Thank you for the opportunity. I have two questions. First, I wanted to approach expansions. You announced a new one of Shopping Tijuca that should start next year, and besides that, we only have Shopping Maceió ongoing. Now, getting your potential for leverage and the investment and the amount of land that you still have, could that increase your appetite for another shopping mall in the pipeline? And the second question, I wanted to talk about the works. You have a very extensive pipeline. Now, within the company, I wanted to understand, what do you have in internal metrics to judge the success, you know, getting to a minimum amount of growth of works in a shopping mall?

Operator

It would be more in that sense. That would really help me.

Leandro Lopes
VP for Business, Allos SA

Hi, Rafael, Leandro. So Tijuca, we are doing a few projects of redevelopment, such as L4 of Leblon, and we are in the final phase of study to launch two shopping mall expansions that are very dominant in this, in this city, and we should announce it very quickly. Very relevant is that we have Maceió, and soon we're going to launch two expansions that are very relevant. In regards to the reworks, usually we try to work along with expansions or in development that seek to improve the experience of the consumer, and what we follow up is the results of the shopping mall, specifically in the areas that we are working.

Usually, it comes with a renewal of mix, and an effect of that is that you can see it in Parque Dom Pedro and Shopping da Bahia, which are shopping malls that we started with the revitalization in this year, over the last few years, and we see results that are very pertinent. In practice, we do a planning that takes into consideration change of mix, takes into consideration the revenue of the parking lot, takes into consideration an increase of the NOI, and above all, the experience of the consumer as a, as a whole. Thank you.

Rafael Rehder
Equity Research Lead Analyst for Real Estate, Safra

Thank you.

Operator

Next question, Jonathan Koutras, JP Morgan. The floor is yours.

Jonathan Koutras
Equity Research Associate, JPMorgan

Good afternoon, Rafa, Dani. So I have a question. We talked about the rent, so there would be a relevant growth of 6%, given Helloo, the media.

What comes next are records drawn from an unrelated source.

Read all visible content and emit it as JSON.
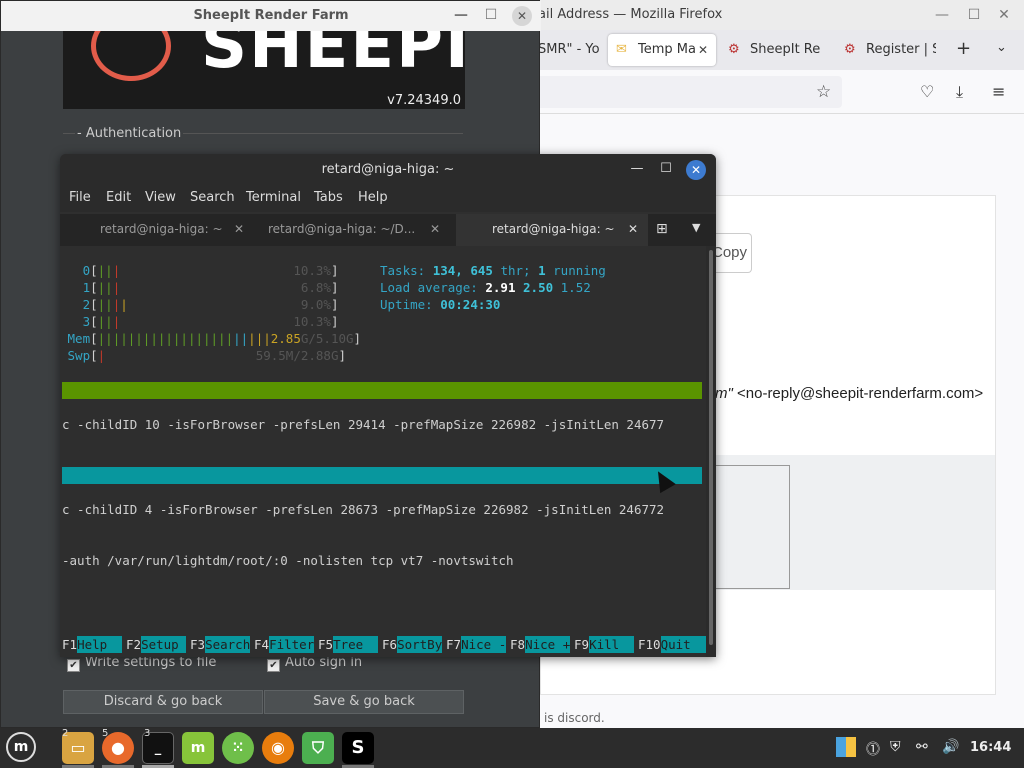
{
  "firefox": {
    "title": "ail Address — Mozilla Firefox",
    "tabs": [
      {
        "label": "SMR\" - Yo",
        "active": false
      },
      {
        "label": "Temp Ma",
        "active": true
      },
      {
        "label": "SheepIt Re",
        "active": false
      },
      {
        "label": "Register | S",
        "active": false
      }
    ],
    "new_tab": "+",
    "copy_label": "Copy",
    "sender_name": "rm\"",
    "sender_email": "<no-reply@sheepit-renderfarm.com>",
    "footer_text": "is discord."
  },
  "sheepit": {
    "title": "SheepIt Render Farm",
    "logo_text": "SHEEPIT",
    "version": "v7.24349.0",
    "auth_section": "- Authentication",
    "write_settings_label": "Write settings to file",
    "auto_signin_label": "Auto sign in",
    "discard_label": "Discard & go back",
    "save_label": "Save & go back"
  },
  "terminal": {
    "title": "retard@niga-higa: ~",
    "menu": [
      "File",
      "Edit",
      "View",
      "Search",
      "Terminal",
      "Tabs",
      "Help"
    ],
    "tabs": [
      {
        "label": "retard@niga-higa: ~",
        "active": false
      },
      {
        "label": "retard@niga-higa: ~/D...",
        "active": false
      },
      {
        "label": "retard@niga-higa: ~",
        "active": true
      }
    ],
    "htop": {
      "cpus": [
        {
          "id": "0",
          "pct": "10.3%"
        },
        {
          "id": "1",
          "pct": "6.8%"
        },
        {
          "id": "2",
          "pct": "9.0%"
        },
        {
          "id": "3",
          "pct": "10.3%"
        }
      ],
      "mem_label": "Mem",
      "mem_used": "2.85",
      "mem_total": "G/5.10G",
      "swp_label": "Swp",
      "swp_value": "59.5M/2.88G",
      "tasks_label": "Tasks:",
      "tasks": "134,",
      "threads": "645",
      "threads_label": "thr;",
      "running": "1",
      "running_label": "running",
      "load_label": "Load average:",
      "load1": "2.91",
      "load5": "2.50",
      "load15": "1.52",
      "uptime_label": "Uptime:",
      "uptime": "00:24:30",
      "proc_line_1": "c -childID 10 -isForBrowser -prefsLen 29414 -prefMapSize 226982 -jsInitLen 24677",
      "proc_line_2": "c -childID 4 -isForBrowser -prefsLen 28673 -prefMapSize 226982 -jsInitLen 246772",
      "proc_line_3": "-auth /var/run/lightdm/root/:0 -nolisten tcp vt7 -novtswitch",
      "fkeys": [
        {
          "key": "F1",
          "label": "Help  "
        },
        {
          "key": "F2",
          "label": "Setup "
        },
        {
          "key": "F3",
          "label": "Search"
        },
        {
          "key": "F4",
          "label": "Filter"
        },
        {
          "key": "F5",
          "label": "Tree  "
        },
        {
          "key": "F6",
          "label": "SortBy"
        },
        {
          "key": "F7",
          "label": "Nice -"
        },
        {
          "key": "F8",
          "label": "Nice +"
        },
        {
          "key": "F9",
          "label": "Kill  "
        },
        {
          "key": "F10",
          "label": "Quit  "
        }
      ]
    }
  },
  "taskbar": {
    "badges": {
      "files": "2",
      "firefox": "5",
      "terminal": "3"
    },
    "terminal_glyph": "_",
    "sheepit_glyph": "S",
    "clock": "16:44"
  },
  "colors": {
    "htop_green_bar": "#5a9400",
    "htop_cyan_bar": "#08979e",
    "terminal_close": "#3d7bd0",
    "sheepit_logo_accent": "#e25c4a"
  }
}
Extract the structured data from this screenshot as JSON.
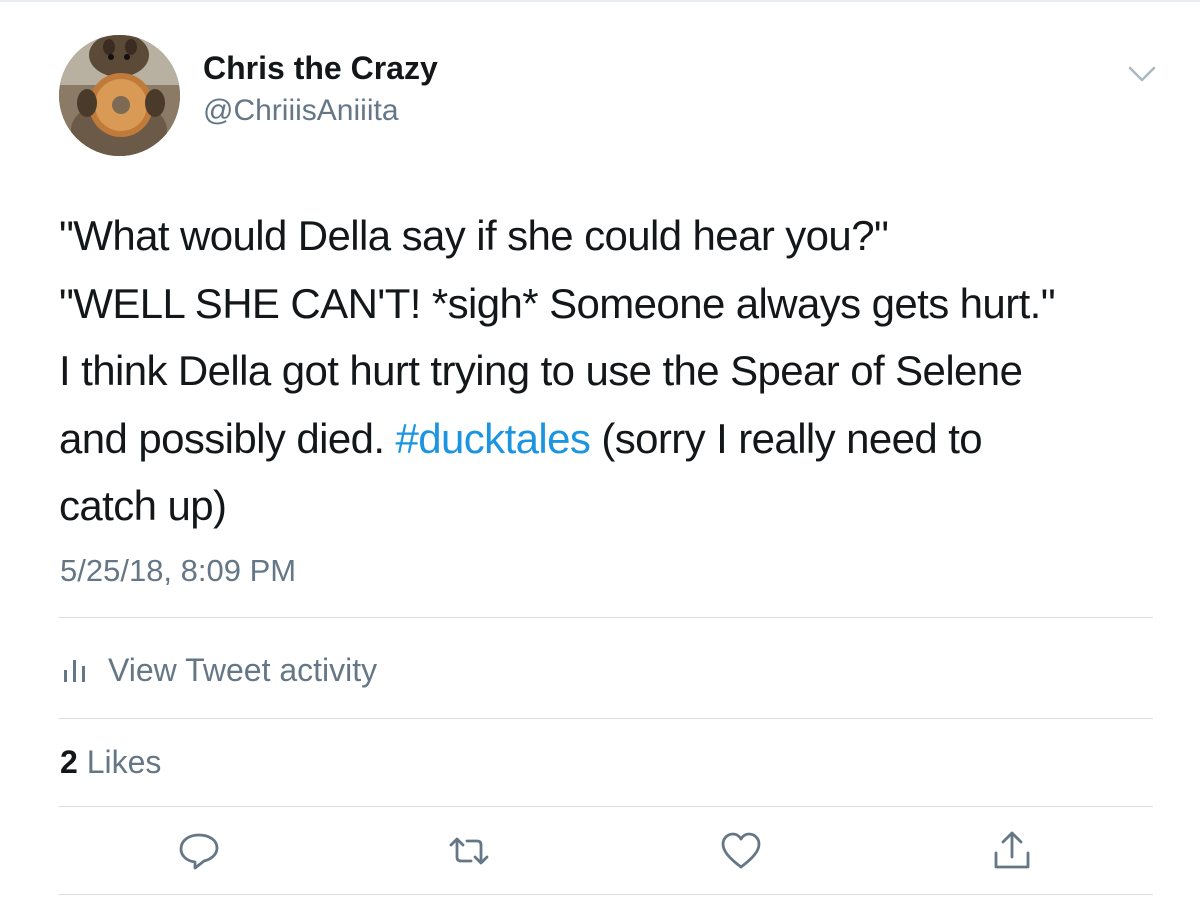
{
  "tweet": {
    "author": {
      "display_name": "Chris the Crazy",
      "handle": "@ChriiisAniiita",
      "avatar_icon": "squirrel-with-donut-avatar"
    },
    "text_lines": [
      "\"What would Della say if she could hear you?\"",
      "\"WELL SHE CAN'T! *sigh* Someone always gets hurt.\"",
      "I think Della got hurt trying to use the Spear of Selene",
      "and possibly died. ",
      "catch up)"
    ],
    "hashtag": "#ducktales",
    "text_after_hashtag": " (sorry I really need to",
    "timestamp": "5/25/18, 8:09 PM",
    "activity_label": "View Tweet activity",
    "likes": {
      "count": "2",
      "label": "Likes"
    },
    "actions": {
      "reply_icon": "reply-icon",
      "retweet_icon": "retweet-icon",
      "like_icon": "heart-icon",
      "share_icon": "share-icon",
      "more_icon": "chevron-down-icon"
    }
  },
  "colors": {
    "text_primary": "#14171a",
    "text_secondary": "#657786",
    "link": "#1b95e0",
    "divider": "#d8dee2"
  }
}
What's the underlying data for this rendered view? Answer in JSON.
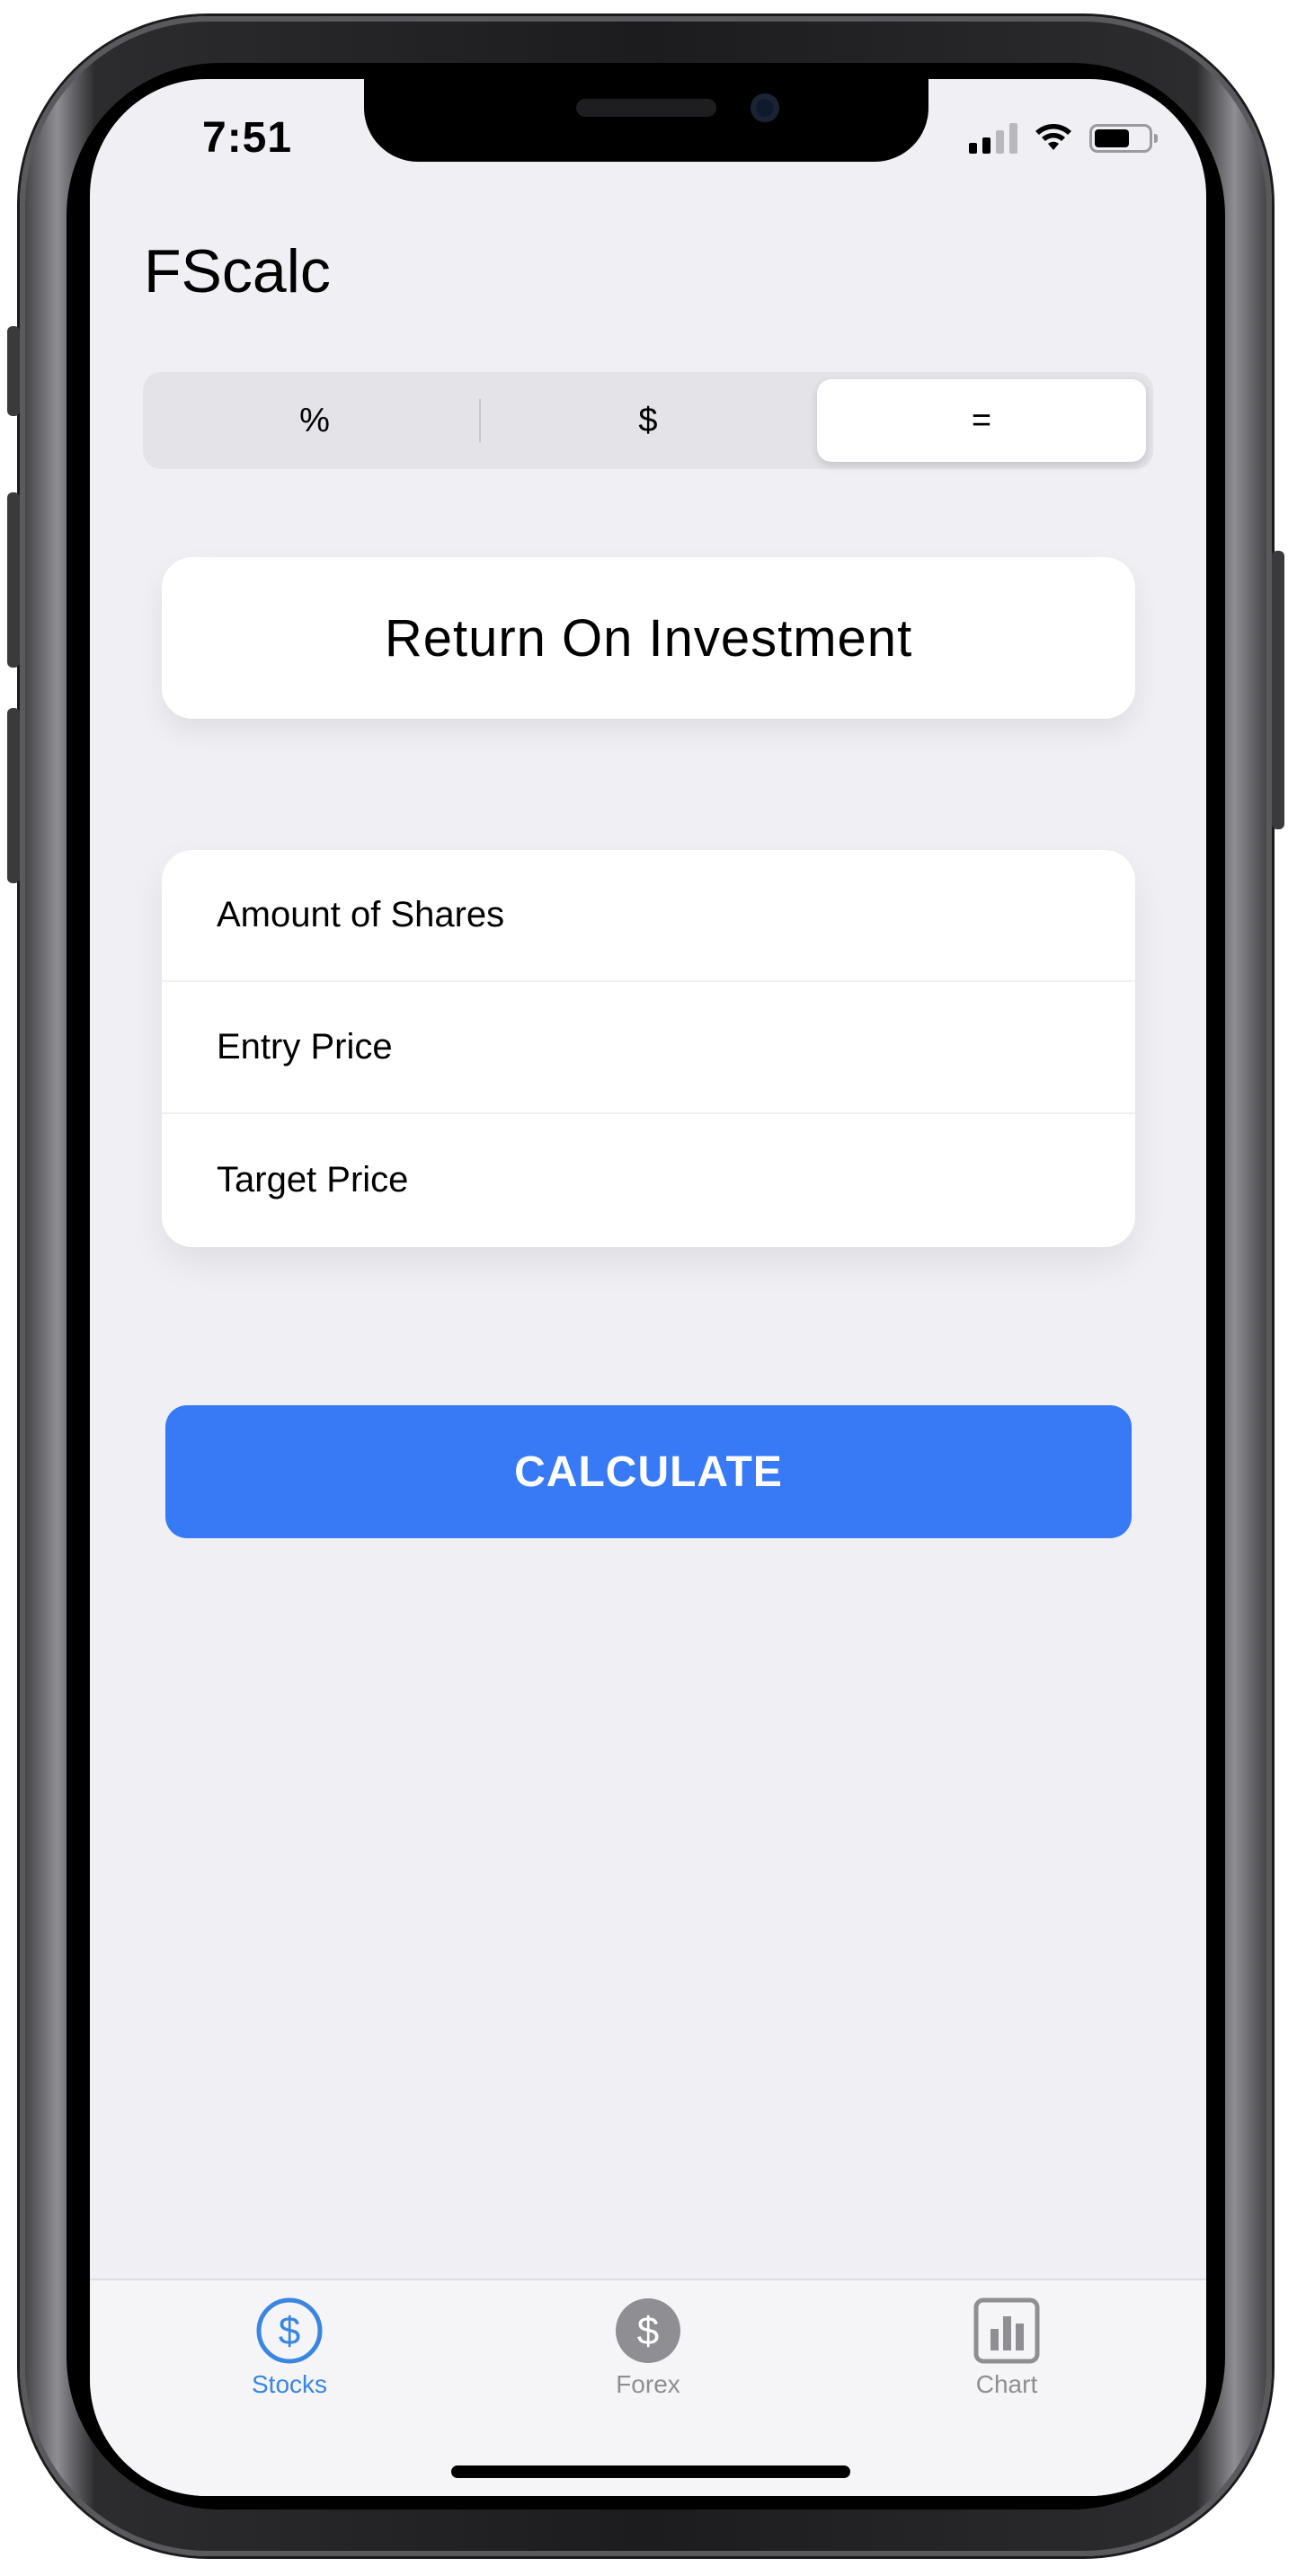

But just to understand, do you see more space for the growth of that line via the administrative rate of managing the shopping malls of third parties or not?

Rafael Sales
CEO, Allos SA

So first, Hello is in many more malls than the shopping malls that we are shareholders and owners. We manage here the shopping malls of Hello. These media services, they are not the same drivers of knowledge with our business of administering a business of third parties. These are two businesses that are very distinctive. Here, you have the same profile of choosing the shopping malls, for example, that are the shopping malls that we want to invest. These are priority so that the radiologists... We can leverage the amount of management for what we do for our shopping malls.

And the third, the shopping mall doesn't grow a lot, but it's a shopping mall that is very relevant, very important to us, and it gives us scalability. It gives us the capacity. It allows us to offer more business opportunity for the tenants and more opportunities for developing our product and getting the best opportunity for usage. We are very careful when we want to manage a second, another mall. We're going to announce this year, another management this year, but this is not something that grows, as Helloo, for example, grows.

Jonathan Koutras
Equity Research Associate, JPMorgan

Thank you.

Operator

Ladies and gentlemen, if you want to ask any questions, please click on the raise hand button. Since we don't have any more questions, I'd like to give the floor to Mr. Rafael Sales for the closing arguments.

Rafael Sales
CEO, Allos SA

Thank you very much for your interest in our results.

Our IR team will be available to answer additional questions that you have, and we welcome back in three months for the next result. Thank you very much.

Operator

Thank you. The earnings call of the second quarter of 2024 of Allos is closed. Thank you very much for your participation. Have a nice day.